Print version ISSN 0366-1644

Bol. Soc. Chil. Quím. vol.45 n.3 Concepción Sept. 2000 



Department of Chemistry, University of Rajasthan, Jaipur-302004, India
(Received: Frebuary 23, 2000 - Accepted: June 28, 2000)

In memorian of Dr. Guido S. Canessa C.


This paper decribes the synthesis and characterization of several new tetraazamacrocyclic complexes of Pb(II). The template condensation of adipic acid with primary diamines, i.e., ethylenediamine and propylenediamine in the presence of lead salts resulted in the formation of macrocyclic complexes. The geometry and the mode of bonding of the resulting complexes have been inferred from chemical analysis, IR and 1HNMR spectral studies, molecular weight determinations and conductivity measurements. An octahedral geometry around the lead ion is suggested for the [(PbMacn)X2] (X = Cl, NO3 or CH3COO) complex. Based on molecular weight determinations and conductivity measurements, their monomeric and non-electrolytic nature has been confirmed. The biological activities of all the lead salts and their metal complexes have been studied by screening the compounds against organisms such as, E. coli, S. aureus, F. oxysporum and A. alternata and the results have been compared.
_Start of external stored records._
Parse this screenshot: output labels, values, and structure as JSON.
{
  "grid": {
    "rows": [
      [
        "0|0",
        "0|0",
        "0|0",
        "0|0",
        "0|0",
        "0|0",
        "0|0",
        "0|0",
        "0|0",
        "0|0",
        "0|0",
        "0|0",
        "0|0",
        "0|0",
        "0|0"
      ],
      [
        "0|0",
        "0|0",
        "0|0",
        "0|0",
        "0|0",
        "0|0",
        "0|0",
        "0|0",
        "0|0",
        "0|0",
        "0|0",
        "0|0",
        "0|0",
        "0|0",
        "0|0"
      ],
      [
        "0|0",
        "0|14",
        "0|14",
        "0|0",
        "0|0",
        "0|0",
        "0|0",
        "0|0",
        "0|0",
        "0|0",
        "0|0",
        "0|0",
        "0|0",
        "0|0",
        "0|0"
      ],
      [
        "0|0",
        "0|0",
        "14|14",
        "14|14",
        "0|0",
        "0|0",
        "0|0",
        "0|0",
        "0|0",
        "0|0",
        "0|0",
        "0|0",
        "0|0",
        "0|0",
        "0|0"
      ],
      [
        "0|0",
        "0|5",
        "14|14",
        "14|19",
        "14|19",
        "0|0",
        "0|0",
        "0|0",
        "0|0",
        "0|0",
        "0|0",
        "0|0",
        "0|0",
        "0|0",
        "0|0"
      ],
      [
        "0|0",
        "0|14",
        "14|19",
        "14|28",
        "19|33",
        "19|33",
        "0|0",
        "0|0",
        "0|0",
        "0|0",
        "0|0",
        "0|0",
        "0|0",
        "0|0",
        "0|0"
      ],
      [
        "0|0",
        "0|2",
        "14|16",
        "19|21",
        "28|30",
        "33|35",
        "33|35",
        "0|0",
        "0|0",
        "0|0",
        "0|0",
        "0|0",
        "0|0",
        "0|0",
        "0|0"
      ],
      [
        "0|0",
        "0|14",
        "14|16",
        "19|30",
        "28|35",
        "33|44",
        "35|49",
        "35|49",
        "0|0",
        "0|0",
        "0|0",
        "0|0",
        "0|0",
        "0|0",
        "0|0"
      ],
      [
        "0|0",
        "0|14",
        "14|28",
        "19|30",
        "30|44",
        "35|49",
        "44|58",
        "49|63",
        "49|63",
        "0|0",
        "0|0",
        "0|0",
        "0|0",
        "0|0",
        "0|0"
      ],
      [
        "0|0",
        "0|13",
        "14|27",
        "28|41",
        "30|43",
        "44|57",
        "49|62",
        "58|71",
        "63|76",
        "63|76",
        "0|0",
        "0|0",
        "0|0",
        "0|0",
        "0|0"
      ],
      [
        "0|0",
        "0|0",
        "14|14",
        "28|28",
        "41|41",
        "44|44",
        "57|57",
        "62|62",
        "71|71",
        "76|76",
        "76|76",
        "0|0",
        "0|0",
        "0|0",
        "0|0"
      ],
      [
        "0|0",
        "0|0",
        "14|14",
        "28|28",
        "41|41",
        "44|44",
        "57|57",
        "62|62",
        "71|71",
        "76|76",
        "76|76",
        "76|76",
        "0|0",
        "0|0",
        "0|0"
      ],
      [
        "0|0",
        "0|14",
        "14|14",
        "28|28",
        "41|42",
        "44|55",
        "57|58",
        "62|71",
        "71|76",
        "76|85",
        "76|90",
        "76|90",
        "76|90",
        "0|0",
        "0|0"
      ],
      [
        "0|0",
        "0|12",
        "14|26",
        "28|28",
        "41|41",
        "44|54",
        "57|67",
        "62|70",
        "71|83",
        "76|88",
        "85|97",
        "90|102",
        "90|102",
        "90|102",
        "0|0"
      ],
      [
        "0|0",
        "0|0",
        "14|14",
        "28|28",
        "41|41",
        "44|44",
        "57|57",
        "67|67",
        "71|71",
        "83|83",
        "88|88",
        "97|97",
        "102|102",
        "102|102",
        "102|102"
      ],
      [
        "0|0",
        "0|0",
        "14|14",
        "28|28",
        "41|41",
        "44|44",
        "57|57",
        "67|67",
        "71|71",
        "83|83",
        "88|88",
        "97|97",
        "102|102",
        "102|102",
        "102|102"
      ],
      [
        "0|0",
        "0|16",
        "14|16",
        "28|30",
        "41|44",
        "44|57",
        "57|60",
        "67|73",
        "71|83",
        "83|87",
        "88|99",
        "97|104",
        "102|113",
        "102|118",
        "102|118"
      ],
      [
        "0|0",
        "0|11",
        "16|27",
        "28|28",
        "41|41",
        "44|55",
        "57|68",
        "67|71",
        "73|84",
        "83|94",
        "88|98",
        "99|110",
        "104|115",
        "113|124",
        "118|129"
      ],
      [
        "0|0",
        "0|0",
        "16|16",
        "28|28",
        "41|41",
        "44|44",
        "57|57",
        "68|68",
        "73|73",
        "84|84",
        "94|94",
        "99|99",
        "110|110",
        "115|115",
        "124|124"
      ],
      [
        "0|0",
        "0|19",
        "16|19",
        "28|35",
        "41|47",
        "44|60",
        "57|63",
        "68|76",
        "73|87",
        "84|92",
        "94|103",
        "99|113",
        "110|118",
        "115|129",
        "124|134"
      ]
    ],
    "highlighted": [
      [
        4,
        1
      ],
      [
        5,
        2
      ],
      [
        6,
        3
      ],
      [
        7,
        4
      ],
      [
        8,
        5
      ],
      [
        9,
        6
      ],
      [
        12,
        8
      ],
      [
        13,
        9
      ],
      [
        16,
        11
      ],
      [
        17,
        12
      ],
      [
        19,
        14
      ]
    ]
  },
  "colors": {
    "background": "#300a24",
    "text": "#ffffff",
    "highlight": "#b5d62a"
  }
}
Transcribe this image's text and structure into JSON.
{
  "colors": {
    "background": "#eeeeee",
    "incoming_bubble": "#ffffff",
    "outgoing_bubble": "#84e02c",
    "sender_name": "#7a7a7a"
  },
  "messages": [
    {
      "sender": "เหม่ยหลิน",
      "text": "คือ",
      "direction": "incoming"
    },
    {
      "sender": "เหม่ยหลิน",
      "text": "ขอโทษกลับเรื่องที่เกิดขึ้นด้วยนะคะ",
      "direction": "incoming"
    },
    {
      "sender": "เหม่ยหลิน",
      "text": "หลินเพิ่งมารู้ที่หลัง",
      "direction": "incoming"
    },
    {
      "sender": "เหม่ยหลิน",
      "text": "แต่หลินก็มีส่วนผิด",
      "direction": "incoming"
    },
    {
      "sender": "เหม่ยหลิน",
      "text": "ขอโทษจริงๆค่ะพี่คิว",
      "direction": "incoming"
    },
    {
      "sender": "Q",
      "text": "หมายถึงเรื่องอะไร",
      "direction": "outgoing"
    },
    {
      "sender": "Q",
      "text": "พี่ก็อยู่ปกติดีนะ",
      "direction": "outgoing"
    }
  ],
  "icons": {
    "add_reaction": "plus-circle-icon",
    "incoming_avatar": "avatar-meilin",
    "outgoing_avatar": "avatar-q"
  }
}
KEYWORS: Adipic acid, primary diamines, metal complexes, antibacterial activity , antifungal activity.


Este paper describe la síntesis y caracterización de nuevos complejos tetraazamacrociclos de Pb(II). La condensación en el templado de ácido adípico con aminas primarias p. ej. etilendiamina y propilendiamina en presencia de sales de plomo dieron origen a la formación de complejos macrociclos. La geometría y el modo de unión de los complejos resultantes se han determinado por análisis químico, estudio espectroscópico de IR y 1H RMN, determinaciones de pesos moleculares y medidas de conductividad. Se sugiere una geometría octahédrica para los complejos de plomo [(PbMac)nX2] (x=Cl, NO3 o CH3COO). Basado en las determinaciones de pesos moleculares y medidas de conductividad se ha confirmado su naturaleza monomérica y no-electrolítica. Las actividades biólogicas de todas las sales de plomo y sus complejos metálicos se han estudiando ensayando los compuestos con otros organismos como E. Coli, S. Aureus, F.Oxysporum y A. Altervate, cuyos resultados se han comparado.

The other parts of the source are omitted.